Une édition très attendue

Daniel -Birru dbirru@lechodemaskinonge.ca

Une édition très attendue
André Auger prépare avec impatience le festival de la galette de sarrasin, qui approche à grand pas, avec son équipe. (Photo : L'Écho : Daniel Birru)

ÉVÉNEMENT. À l’aube de la 44e édition du -Festival de la galette de sarrasin, son président André Auger se dit très fébrile à l’idée de revenir sur le terrain pour une édition « normale » du Festival, après deux années difficiles en raison de la pandémie.

Cette année, la Ville de Louiseville renouera avec la même recette qui faisait autrefois rayonner ses rues. Les marchands, les festivaliers, les porte-paroles, les motorisés, les touristes : tout y sera à nouveau cette année, au grand plaisir des organisateurs. Avec les nouvelles initiatives qui ont été mises de l’avant pour en assurer la promotion, les organisateurs sont confiants du bon déroulement des choses, pour la semaine tant attendue.

Parmi ces initiatives, les organisateurs ont notamment tenu un sondage pour savoir quels étaient certains des éléments que le public voulait voir être améliorés, cette année. « On essaie de développer les choses positives. […] Les gens demandaient surtout plus d’animation sur la grande rue. Il y aura au moins trois ou quatre endroits où il y aura de la musique. L’autre gros dossier qui a été unanime auprès des gens, ç’a été la Reine meunière, qui ne reviendra pas cette année. Dans l’ensemble, je dirais que ça va bien, mais reste qu’avec le nouveau personnel, ça fait beaucoup de choses à penser, » mentionne le président André Auger.
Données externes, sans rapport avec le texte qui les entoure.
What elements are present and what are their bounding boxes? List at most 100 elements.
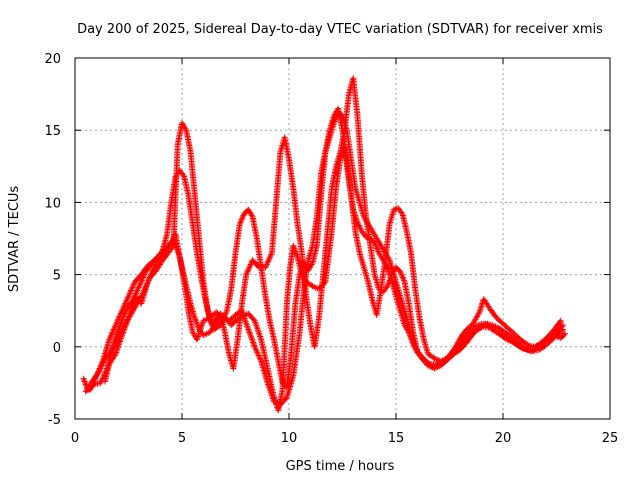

S’il y a de nombreuses idées que les organisateurs aimeraient reprendre ou essayer cette année, le processus vient toutefois avec son lot de défis, comme le reconnaît le président. Selon lui, le plus grand d’entre eux a certainement été de convaincre les organismes locaux de lancer leur nom pour être commanditaires, eux qui pour la plupart ont connu d’importantes difficultés financières en raison de la pandémie. Cela impliquera par conséquent de travailler avec un financement plus serré, et donc, de « se retrousser les manches ». D’autres enjeux, liés notamment à la pénurie de main d’œuvre et à la peur de certains quant aux risques liés à la COVID-19, ont également présenté des défis dans le cadre de l’organisation.

Une présence essentielle

M. Auger compte beaucoup sur la présence des festivaliers lors des événements pour que les gens vivent l’expérience au maximum. « Il faut penser que pour nous, dans nos spectacles, il y a 60 % de la clientèle qui viennent en motorisés. Ces -gens-là, s’ils décident de ne pas sortir, les salles ne seront pas pleines ! Ça risque d’être un gros défi, d’attirer les gens. J’ai un peu moins peur pour les jeunes, entre disons 20 et 25, pour qui on a prévu des activités, mais c’est surtout pour les plus âgés. »

André Auger s’attend à recevoir environ de 250 à 300 roulottes sur le territoire, des touristes qui viennent généralement de l’extérieur de la région.

La main d’œuvre, un autre enjeu important

M. Auger mentionne également qu’un autre gros défi cette année a été non seulement de recruter du personnel, mais surtout de les former, après qu’une bonne partie ne soit pas revenue, à la suite de la pandémie. S’il veut s’assurer d’être bien là pour eux, autant dans les préparatifs que durant le festival, il reste que ça lui fait somme toute plusieurs éléments à gérer à la fois. Il souligne le grand soutien de la ville dans le cadre de la préparation de l’événement, que ce soit au niveau des effectifs ou du personnel, entre autres.

Il ne reste maintenant plus qu’à miser sur une belle température dans le cadre de la semaine. Ce sera probablement le plus grand facteur qui déterminera le taux de participation des festivaliers à l’occasion de l’un des plus grands rassemblements d’automne de -Louiseville.